Notwithstanding soft-pedalling of Paris climate change accord by US under president Donald Trump, Modi seems to make a virtue of his energy polices by going solar. It was at this very conclave that Modi and his French counterpart François Hollande announced the global alliance on solar power that has hardly moved since September 6, 2016.
Modi’s juggernaut on solar front would definitely be music for progressive European energy policy experts that propagate environment friendly policies on the energy front. While US under president Barrack Obama had committed US to a solar alliance, the equation has changed now. Under a Republican White House, committed access to new technologies, funds deployment and partnerships may not be forthcoming. While this can be dealt with as a global community, a larger limiting factor for India going solar was dumping of cheap and significantly low quality solar panels, modules, cells and spares by Chinese manufacturers.
As in several sectors, Chinese solar products have disrupted the global ecosystem for new and renewable energy products markets. Before allowing unhindered solar energy imports from China, Modi will have to take calls on tricky issues pointed out by domestic players. Especially, after having lost out a major legal dispute at World Trade Organisation (WTO), for insisting on local content in solar power projects, checking Chinese exports has become virtually impossible. A country like India that was net exporter of modules and solar panels to Europe has turned a big importer beginning 2009 after the global financial turmoil. If analysts reports were anything to go by, a large part of solar cells and modules capacities worth 2,815mw and 8,008mw respectively in India has been under utilised due to stiff competition from cheap Chinese imports. In just seven months of this fiscal, solar cells, modules and panels imports crossed a staggering $1.25 billion thereby sounding alarm bells for Indian policymakers especially as Modi is obsessed with his global agenda of going solar. Lack of scale, large untilised capacities and very high financing costs owing to huge risk perception has tilted the scales against domestic solar power equipment producers. Many have shut shop or have become spares producers for their European counterparts. What has perhaps seriously dampened the spirit of desi companies was that this year’s budget has not brought in any policy package to revive the industry and meet the exponentially rising domestic demand for equipment.
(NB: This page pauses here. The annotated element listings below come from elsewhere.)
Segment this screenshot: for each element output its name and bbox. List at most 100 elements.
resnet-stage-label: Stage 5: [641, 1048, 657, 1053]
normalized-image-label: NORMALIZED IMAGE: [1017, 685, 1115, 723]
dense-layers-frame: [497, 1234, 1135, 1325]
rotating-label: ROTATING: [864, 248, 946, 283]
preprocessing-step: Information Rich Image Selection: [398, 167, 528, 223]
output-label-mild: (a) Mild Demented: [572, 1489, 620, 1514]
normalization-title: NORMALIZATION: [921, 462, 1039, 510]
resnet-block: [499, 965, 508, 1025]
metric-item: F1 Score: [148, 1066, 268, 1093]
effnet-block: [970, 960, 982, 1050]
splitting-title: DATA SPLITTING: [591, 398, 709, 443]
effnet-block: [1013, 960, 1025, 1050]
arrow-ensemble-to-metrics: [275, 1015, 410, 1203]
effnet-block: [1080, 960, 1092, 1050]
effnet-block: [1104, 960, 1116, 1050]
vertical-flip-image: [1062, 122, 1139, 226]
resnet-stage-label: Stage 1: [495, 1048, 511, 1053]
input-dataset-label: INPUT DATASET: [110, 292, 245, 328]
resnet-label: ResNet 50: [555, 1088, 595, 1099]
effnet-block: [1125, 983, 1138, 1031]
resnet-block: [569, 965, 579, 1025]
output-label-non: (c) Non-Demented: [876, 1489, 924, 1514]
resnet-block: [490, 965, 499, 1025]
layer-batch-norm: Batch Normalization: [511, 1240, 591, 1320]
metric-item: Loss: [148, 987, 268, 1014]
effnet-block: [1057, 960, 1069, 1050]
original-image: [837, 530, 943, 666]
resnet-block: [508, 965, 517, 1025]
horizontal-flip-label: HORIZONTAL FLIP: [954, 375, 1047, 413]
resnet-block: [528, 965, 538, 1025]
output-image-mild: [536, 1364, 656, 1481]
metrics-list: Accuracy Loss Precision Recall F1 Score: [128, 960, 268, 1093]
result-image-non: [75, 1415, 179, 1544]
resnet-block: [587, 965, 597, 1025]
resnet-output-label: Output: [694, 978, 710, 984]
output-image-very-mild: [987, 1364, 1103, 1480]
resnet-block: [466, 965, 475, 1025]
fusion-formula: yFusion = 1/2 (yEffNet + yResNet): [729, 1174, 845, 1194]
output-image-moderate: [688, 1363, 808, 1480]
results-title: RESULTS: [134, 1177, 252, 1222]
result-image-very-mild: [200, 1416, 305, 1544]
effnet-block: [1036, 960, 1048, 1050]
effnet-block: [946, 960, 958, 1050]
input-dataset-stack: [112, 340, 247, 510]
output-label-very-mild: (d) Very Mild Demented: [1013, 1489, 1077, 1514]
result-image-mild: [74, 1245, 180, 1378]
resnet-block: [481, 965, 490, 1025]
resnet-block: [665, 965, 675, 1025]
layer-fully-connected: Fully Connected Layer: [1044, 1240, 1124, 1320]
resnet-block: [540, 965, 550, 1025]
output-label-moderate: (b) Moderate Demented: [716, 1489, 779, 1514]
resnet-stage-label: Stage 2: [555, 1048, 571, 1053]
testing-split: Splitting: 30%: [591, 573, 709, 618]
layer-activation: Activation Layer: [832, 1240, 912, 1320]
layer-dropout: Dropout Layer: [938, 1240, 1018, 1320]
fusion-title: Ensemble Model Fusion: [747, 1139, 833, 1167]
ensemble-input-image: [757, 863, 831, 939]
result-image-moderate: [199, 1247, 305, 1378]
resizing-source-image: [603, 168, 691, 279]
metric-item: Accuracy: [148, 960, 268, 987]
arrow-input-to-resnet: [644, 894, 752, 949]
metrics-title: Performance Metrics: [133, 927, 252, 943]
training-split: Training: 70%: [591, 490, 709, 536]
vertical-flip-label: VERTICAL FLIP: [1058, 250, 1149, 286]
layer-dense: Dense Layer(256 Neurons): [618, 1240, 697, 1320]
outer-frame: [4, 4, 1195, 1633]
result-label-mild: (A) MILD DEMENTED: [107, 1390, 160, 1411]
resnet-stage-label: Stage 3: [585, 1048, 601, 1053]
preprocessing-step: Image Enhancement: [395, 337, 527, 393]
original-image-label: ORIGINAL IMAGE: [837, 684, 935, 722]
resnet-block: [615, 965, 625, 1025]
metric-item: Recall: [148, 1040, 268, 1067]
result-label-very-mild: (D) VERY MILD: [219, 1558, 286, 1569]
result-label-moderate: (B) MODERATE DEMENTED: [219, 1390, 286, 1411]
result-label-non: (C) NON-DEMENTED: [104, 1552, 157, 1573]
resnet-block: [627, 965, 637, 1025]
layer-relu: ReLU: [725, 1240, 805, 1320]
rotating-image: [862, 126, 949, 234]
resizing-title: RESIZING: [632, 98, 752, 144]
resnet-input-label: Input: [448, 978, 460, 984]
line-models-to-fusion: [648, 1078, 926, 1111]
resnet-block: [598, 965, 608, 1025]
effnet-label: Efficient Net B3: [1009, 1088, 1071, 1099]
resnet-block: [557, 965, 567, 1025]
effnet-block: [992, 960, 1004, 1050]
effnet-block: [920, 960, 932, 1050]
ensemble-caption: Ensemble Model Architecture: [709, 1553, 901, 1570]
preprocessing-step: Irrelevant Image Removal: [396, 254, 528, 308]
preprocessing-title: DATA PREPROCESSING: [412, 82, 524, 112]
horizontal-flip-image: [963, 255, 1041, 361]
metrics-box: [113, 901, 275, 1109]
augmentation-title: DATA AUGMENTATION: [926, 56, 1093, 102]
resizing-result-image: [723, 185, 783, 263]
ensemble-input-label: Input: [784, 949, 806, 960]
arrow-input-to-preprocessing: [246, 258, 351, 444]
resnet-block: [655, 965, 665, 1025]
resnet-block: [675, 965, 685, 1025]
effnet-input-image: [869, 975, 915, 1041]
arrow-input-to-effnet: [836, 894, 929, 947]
Only positive for the solar power equipment industry was that tax incidence would be much lower once the goods and services tax (GST) kicks in July this year as steep countervailing duties would get submerged into the single impost. Unless cost-effective infrastructure was provided, WTO compliant fiscal incentives were doled out, Indian solar companies may go bust. Going solar is okay, but going desi is equally important.